Deuxièmement, l’Unesco demande de protéger le financement de l’éducation et de se coordonner pour un meilleur impact. «Malgré les contraintes en matière de dépenses publiques, les autorités nationales doivent sanctuariser les budgets de l’éducation et inclure l’instruction dans les plans de relance post-Covid. La communauté internationale doit garantir l’aide publique au développement en faveur de l’éducation. L’allégement, le report et la restructuration de la dette des pays à faible et moyen revenu font partie de la solution pour aider les pays à investir dans l’éducation», affirme l’organisation dans son document.
Troisièmement, l’Unesco veut renforcer la résilience des systèmes éducatifs pour un développement équitable et durable. «Le renforcement de la résilience exige de mettre l’accent sur l’équité et l’inclusion, avec des mesures visant à répondre aux besoins des apprenants les plus marginalisés et les plus vulnérables et à garantir que les contraintes économiques et les normes de genre n’empêchent pas les filles de retourner à l’école. Les capacités de gestion des risques doivent être renforcées à tous les niveaux», souligne la même source.

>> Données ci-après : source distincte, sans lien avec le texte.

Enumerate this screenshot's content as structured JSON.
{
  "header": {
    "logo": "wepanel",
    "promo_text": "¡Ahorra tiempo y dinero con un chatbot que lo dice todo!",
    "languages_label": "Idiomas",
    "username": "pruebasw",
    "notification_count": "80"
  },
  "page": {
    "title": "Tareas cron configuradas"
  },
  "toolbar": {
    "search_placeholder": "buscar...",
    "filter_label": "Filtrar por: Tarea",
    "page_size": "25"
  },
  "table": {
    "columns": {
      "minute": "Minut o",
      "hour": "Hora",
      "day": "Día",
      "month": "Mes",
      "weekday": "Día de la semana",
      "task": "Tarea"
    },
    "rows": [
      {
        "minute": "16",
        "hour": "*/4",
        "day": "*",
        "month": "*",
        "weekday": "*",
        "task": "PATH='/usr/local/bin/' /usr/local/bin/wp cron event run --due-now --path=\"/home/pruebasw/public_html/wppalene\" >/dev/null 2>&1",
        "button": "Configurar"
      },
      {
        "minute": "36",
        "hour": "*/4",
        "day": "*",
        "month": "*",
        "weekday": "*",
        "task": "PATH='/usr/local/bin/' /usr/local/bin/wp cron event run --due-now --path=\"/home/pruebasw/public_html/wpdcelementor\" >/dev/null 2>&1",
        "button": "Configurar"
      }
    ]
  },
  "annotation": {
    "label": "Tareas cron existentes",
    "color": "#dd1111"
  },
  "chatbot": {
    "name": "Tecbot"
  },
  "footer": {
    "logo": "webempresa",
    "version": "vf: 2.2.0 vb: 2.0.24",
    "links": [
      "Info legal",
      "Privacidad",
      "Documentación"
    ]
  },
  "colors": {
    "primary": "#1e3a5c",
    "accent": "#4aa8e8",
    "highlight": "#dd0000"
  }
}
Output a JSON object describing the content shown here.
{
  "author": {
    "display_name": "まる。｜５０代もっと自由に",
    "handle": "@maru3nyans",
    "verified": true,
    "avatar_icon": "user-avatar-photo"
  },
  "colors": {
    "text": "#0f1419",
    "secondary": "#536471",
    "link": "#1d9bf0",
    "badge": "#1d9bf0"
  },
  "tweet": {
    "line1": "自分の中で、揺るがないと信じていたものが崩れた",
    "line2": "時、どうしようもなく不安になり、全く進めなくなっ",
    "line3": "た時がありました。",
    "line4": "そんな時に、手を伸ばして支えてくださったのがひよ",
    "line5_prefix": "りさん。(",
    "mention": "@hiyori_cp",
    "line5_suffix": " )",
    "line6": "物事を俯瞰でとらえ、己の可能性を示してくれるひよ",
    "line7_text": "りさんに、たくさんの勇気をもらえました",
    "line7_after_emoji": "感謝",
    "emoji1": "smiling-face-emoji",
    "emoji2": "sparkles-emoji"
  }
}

Enfin, l’Unesco appelle à réimaginer l’éducation et accélérer les changements positifs dans l’enseignement et l’apprentissage. «L’ampleur des innovations réalisées en peu de temps pour assurer la continuité de l’apprentissage prouve que le changement peut se produire rapidement. Ces innovations ont préparé le terrain pour reconcevoir l’éducation et construire des systèmes plus tournés vers l’avenir, plus inclusifs, plus souples et plus résilients. Les solutions doivent porter sur les pertes d’apprentissage, la prévention des abandons, en particulier des plus marginalisés, et la garantie du bien-être social et émotionnel des apprenants, des enseignants et du personnel éducatif au sens large. Parmi les autres priorités figurent un meilleur soutien à la profession d’enseignant, la suppression des obstacles à la connectivité, l’investissement dans les technologies numériques et la flexibilité des parcours d’apprentissage», insiste l’organisation.
Il est à souligner que la note d’orientation des Nations unies est lancée parallèlement à #SaveOurFuture, une campagne menée par dix partenaires, dont l’Unesco, afin de sensibiliser à l’urgence de l’éducation dans le monde et d’encourager l’augmentation des investissements pour construire des systèmes éducatifs de meilleure qualité, plus inclusifs et plus solides.